The UN aid chief warned Thursday (January 26th) that Yemen was sliding deeper into humanitarian crisis and could face famine this year, AFP reported.
The poor Arab country has been engulfed in war since March 2015 when Iran-backed Houthi (Ansarallah) fighters seized the capital Sanaa and other cities.
"The conflict in Yemen is now the primary driver of the largest food security emergency in the world," Stephen O'Brien, the UN Under-Secretary-General for Humanitarian Affairs, told the Security Council.
"If there is no immediate action, famine is now a possible scenario for 2017."
About 14 million people -- nearly 80% of the entire Yemeni population -- are in need of food aid, half of whom are severely food insecure, O'Brien said.

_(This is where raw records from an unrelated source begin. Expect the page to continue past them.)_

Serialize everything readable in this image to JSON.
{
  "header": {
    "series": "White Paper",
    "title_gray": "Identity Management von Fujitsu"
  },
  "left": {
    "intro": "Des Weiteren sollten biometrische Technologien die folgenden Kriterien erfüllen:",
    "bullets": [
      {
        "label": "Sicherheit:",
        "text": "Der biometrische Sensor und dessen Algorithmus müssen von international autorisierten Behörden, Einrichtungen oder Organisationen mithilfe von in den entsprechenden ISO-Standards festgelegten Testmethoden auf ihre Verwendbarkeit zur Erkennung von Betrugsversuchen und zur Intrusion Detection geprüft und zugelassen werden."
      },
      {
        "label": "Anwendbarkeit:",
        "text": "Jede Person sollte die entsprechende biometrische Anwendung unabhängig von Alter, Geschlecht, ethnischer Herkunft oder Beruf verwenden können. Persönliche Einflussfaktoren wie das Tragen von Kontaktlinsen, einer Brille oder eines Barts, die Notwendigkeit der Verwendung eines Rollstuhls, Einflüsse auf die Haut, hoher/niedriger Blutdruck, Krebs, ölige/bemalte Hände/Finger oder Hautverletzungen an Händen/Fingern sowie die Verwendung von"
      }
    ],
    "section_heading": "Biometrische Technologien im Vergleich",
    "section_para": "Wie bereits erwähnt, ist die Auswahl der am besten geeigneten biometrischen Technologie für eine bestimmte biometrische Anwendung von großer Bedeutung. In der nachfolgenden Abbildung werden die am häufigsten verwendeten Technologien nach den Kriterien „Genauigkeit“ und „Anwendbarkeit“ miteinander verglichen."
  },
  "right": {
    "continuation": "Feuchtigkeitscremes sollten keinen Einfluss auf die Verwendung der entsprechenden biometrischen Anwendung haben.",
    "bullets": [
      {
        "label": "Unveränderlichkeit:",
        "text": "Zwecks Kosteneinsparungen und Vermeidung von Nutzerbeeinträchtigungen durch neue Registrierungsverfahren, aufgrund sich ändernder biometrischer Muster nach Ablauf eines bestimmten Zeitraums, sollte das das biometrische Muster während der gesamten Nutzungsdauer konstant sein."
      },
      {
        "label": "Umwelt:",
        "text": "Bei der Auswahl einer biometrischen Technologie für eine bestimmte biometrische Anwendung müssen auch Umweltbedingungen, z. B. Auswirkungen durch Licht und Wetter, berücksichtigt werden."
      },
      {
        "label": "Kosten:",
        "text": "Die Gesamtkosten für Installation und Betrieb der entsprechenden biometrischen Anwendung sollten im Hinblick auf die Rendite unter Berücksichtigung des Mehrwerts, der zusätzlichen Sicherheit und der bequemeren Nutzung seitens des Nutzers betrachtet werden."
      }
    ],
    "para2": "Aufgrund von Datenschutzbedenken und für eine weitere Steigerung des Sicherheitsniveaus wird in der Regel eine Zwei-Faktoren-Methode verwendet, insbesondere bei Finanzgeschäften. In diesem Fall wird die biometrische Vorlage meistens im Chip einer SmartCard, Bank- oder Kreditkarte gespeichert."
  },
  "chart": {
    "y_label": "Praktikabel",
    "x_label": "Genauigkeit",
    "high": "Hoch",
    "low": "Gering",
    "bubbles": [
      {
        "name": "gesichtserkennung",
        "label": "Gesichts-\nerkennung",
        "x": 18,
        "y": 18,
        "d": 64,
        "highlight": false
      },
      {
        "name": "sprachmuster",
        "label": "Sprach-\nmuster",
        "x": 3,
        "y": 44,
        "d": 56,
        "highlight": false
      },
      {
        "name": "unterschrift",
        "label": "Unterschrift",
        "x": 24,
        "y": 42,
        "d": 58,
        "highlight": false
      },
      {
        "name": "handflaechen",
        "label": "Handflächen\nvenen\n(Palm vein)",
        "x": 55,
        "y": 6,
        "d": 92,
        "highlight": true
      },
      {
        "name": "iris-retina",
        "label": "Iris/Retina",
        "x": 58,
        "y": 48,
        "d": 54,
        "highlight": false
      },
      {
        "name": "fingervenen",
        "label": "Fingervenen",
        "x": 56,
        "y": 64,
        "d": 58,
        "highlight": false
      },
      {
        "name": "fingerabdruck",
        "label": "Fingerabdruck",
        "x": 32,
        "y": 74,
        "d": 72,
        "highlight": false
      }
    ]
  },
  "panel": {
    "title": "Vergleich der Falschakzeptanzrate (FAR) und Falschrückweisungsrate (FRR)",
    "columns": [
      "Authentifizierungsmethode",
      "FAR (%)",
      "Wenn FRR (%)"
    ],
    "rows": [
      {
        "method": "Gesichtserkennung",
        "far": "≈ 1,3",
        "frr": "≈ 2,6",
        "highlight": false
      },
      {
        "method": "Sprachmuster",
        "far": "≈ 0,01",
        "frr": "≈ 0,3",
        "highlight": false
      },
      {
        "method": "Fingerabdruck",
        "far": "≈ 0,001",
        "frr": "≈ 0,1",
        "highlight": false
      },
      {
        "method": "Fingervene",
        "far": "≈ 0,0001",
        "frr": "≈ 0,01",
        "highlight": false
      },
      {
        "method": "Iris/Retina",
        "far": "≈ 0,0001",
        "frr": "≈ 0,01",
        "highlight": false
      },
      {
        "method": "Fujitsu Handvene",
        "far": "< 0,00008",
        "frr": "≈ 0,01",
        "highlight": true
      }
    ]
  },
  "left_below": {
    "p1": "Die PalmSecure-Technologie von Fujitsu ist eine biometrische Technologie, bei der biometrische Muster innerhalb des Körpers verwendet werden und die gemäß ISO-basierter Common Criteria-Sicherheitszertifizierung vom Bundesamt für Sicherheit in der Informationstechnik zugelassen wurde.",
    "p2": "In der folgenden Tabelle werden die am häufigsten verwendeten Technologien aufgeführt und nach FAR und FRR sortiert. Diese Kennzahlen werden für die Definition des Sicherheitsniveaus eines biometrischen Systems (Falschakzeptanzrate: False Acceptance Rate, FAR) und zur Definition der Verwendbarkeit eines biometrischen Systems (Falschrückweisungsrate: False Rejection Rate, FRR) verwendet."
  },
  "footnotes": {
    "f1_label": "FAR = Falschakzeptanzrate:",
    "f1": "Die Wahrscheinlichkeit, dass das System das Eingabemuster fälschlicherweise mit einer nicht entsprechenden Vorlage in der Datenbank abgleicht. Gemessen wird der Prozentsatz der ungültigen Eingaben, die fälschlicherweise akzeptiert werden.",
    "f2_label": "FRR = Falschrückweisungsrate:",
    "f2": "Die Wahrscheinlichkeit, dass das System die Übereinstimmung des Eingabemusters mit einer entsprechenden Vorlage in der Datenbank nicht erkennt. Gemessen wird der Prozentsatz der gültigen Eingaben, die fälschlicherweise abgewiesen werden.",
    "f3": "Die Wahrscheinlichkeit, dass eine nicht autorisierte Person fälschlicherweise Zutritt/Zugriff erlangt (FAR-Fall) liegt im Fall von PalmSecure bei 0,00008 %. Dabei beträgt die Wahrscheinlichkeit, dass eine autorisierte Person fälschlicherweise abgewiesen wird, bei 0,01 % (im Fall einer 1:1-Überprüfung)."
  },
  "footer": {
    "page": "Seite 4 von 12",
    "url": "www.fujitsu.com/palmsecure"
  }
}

At least 2 million people need emergency food assistance to survive, he added.
The situation is particularly dire for children with some 2.2 million infants now suffering from acute malnourishment -- an increase of 53% from late 2015.
"Overall, the plight of children remains grim: a child under the age of 10 dying every 10 minutes of preventable causes," O'Brien said.
The shutdown of the Sanaa airport has had a heavy toll on civilians because medicine cannot be flown in and Yemenis cannot receive treatment abroad.
O'Brien warned that Yemen could run out of wheat within months because foreign banks no longer accept financial transactions with many of the country's commercial banks.
The UN is calling for a ceasefire in Yemen to allow urgently needed deliveries of humanitarian aid and to resume political talks on ending the war.
About 10,000 civilians have died in the war, according to UN officials.